With poll workers facing enormous scrutiny, Georgia is deploying a new tool to help keep them safe

Wandrea "Shaye" Moss, a former Georgia election worker, testifies as he mother, Ruby Freeman listens, as the House select committee investigating the Jan. 6 attack on the U.S. Capitol continues to reveal its findings of a year-long investigation, at the Capitol in Washington, Tuesday, June 21, 2022. (Michael Reynolds/Pool Photo via AP)

Tight elections and baseless conspiracy theories mean election workers are facing enormous scrutiny, so the Georgia Secretary of State’s office is introducing a text-messaging application to help election workers flag threats. 

After the 2020 election, Fulton County election worker Shaye Moss said she no longer felt comfortable giving out her business card or even going to the grocery store. 

For weeks, Rudy Giuliani, then-President Donald Trump’s personal lawyer, spread lies about widespread election fraud in Georgia. Those lies entangled Moss, who became the target of a barrage of violent threats.

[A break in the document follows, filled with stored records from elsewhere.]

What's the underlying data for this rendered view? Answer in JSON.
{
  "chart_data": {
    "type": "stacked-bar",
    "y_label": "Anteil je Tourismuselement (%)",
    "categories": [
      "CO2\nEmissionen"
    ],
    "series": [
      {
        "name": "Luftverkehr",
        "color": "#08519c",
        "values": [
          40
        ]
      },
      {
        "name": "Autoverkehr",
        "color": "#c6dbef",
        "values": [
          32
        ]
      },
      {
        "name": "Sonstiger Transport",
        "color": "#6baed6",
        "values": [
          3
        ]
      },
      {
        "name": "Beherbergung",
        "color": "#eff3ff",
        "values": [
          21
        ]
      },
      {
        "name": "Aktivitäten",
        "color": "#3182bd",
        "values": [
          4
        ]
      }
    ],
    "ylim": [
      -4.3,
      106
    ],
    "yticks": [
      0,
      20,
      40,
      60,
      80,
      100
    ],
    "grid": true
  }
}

“If I would have never decided to be an elections worker, I could have done anything else, but that’s what I decided to do,” Moss told the Congressional panel investigating the January 6th insurrection. “And now, people are spreading rumors and lies and attacking my mom.”

Moss’s story is an extreme example, but the U.S. Justice Department says election workers in states with closely contested elections like Georgia have been more likely to face threats.

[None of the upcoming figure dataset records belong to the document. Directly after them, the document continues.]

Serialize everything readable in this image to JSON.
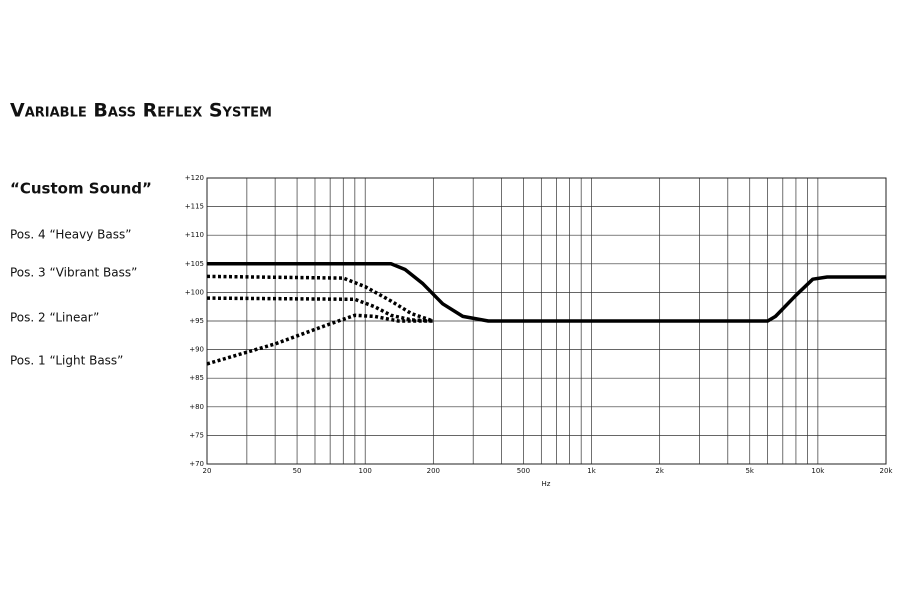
{
  "chart_data": {
    "type": "line",
    "title": "Variable Bass Reflex System",
    "subtitle": "“Custom Sound”",
    "x_label": "Hz",
    "xscale": "log",
    "xlim": [
      20,
      20000
    ],
    "ylim": [
      70,
      120
    ],
    "xticks": [
      20,
      50,
      100,
      200,
      500,
      {
        "value": 1000,
        "label": "1k"
      },
      {
        "value": 2000,
        "label": "2k"
      },
      {
        "value": 5000,
        "label": "5k"
      },
      {
        "value": 10000,
        "label": "10k"
      },
      {
        "value": 20000,
        "label": "20k"
      }
    ],
    "xminor": [
      30,
      40,
      60,
      70,
      80,
      90,
      300,
      400,
      600,
      700,
      800,
      900,
      3000,
      4000,
      6000,
      7000,
      8000,
      9000
    ],
    "yticks": [
      {
        "value": 70,
        "label": "+70"
      },
      {
        "value": 75,
        "label": "+75"
      },
      {
        "value": 80,
        "label": "+80"
      },
      {
        "value": 85,
        "label": "+85"
      },
      {
        "value": 90,
        "label": "+90"
      },
      {
        "value": 95,
        "label": "+95"
      },
      {
        "value": 100,
        "label": "+100"
      },
      {
        "value": 105,
        "label": "+105"
      },
      {
        "value": 110,
        "label": "+110"
      },
      {
        "value": 115,
        "label": "+115"
      },
      {
        "value": 120,
        "label": "+120"
      }
    ],
    "grid": true,
    "series": [
      {
        "name": "Pos. 4 “Heavy Bass”",
        "color": "#000000",
        "style": "solid",
        "x": [
          20,
          130,
          150,
          180,
          220,
          270,
          350,
          6000,
          6500,
          8000,
          9500,
          11000,
          20000
        ],
        "values": [
          105,
          105,
          104,
          101.5,
          98,
          95.8,
          95,
          95,
          95.8,
          99.5,
          102.3,
          102.7,
          102.7
        ]
      },
      {
        "name": "Pos. 3 “Vibrant Bass”",
        "color": "#000000",
        "style": "dotted",
        "x": [
          20,
          80,
          100,
          130,
          160,
          200
        ],
        "values": [
          102.8,
          102.5,
          101,
          98.5,
          96.3,
          95
        ]
      },
      {
        "name": "Pos. 2 “Linear”",
        "color": "#000000",
        "style": "dotted",
        "x": [
          20,
          90,
          110,
          130,
          160,
          200
        ],
        "values": [
          99,
          98.8,
          97.5,
          96,
          95.2,
          95
        ]
      },
      {
        "name": "Pos. 1 “Light Bass”",
        "color": "#000000",
        "style": "dotted",
        "x": [
          20,
          40,
          70,
          90,
          110,
          140,
          200
        ],
        "values": [
          87.5,
          91,
          94.5,
          96,
          95.8,
          95,
          95
        ]
      }
    ]
  }
}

“Are the people here, who are using heated rhetoric, yes, but their reach isn’t as broad as you know, the president two years ago,” says Gabe Sterling, with the Georgia Secretary of State’s office.

Sterling says the climate in Georgia does not feel as tense now as it did after the 2020 election – at least not compared to other states like Nevada and Arizona where prominent candidates are running on false claims that the 2020 election was stolen from Trump. But he says the text-messaging app for poll workers is one new way election officials are preparing for whatever happens.

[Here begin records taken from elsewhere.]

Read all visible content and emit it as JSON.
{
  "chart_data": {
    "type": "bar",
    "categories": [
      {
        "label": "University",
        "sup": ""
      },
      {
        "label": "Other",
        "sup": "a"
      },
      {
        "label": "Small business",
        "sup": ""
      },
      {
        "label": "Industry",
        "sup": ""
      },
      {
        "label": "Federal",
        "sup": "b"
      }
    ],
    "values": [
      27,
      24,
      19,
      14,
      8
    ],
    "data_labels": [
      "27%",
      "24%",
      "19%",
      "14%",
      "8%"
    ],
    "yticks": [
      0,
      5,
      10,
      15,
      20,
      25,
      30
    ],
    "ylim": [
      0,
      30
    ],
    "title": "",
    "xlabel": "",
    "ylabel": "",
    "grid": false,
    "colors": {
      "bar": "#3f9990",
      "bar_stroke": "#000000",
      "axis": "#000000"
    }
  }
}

“The problem is, in this environment, it’s hard for a poll manager to discern someone who’s generally upset or someone who’s there to cause problems,” he says.

Deb Cox, the elections supervisor in Lowndes County, says the text system is set up to alert her office, the Secretary of State’s office and the local sheriff.

“It’ll make the poll workers feel better, too,” she says. “Because there’s a little bit of anxiety out there, looking across the United States, with some of the incidents that have occurred. So that allays some of their anxiety as well knowing they’ll have something that will get an instant response.”

Election officials and experts acknowledge that a safety app is just one tool. What it won’t fix is disinformation and a political climate that spurred hostility toward election workers in the first place. 

Jennifer Morrell, a former election official who now serves on the National Task Force on Election Crises, says many veteran election officials have left the profession, and those who remain have had to devote energy to defending the integrity of the last election while trying to plan for the current one. She is also monitoring efforts to recruit election conspiracy theorists to serve as partisan poll watchers.

“My fear is that an innocent mistake or even something more normal, like long lines or the delayed opening of a polling location or a longer than expected time to report election results, will somehow be used to further undermine the work of these election professionals,” she says.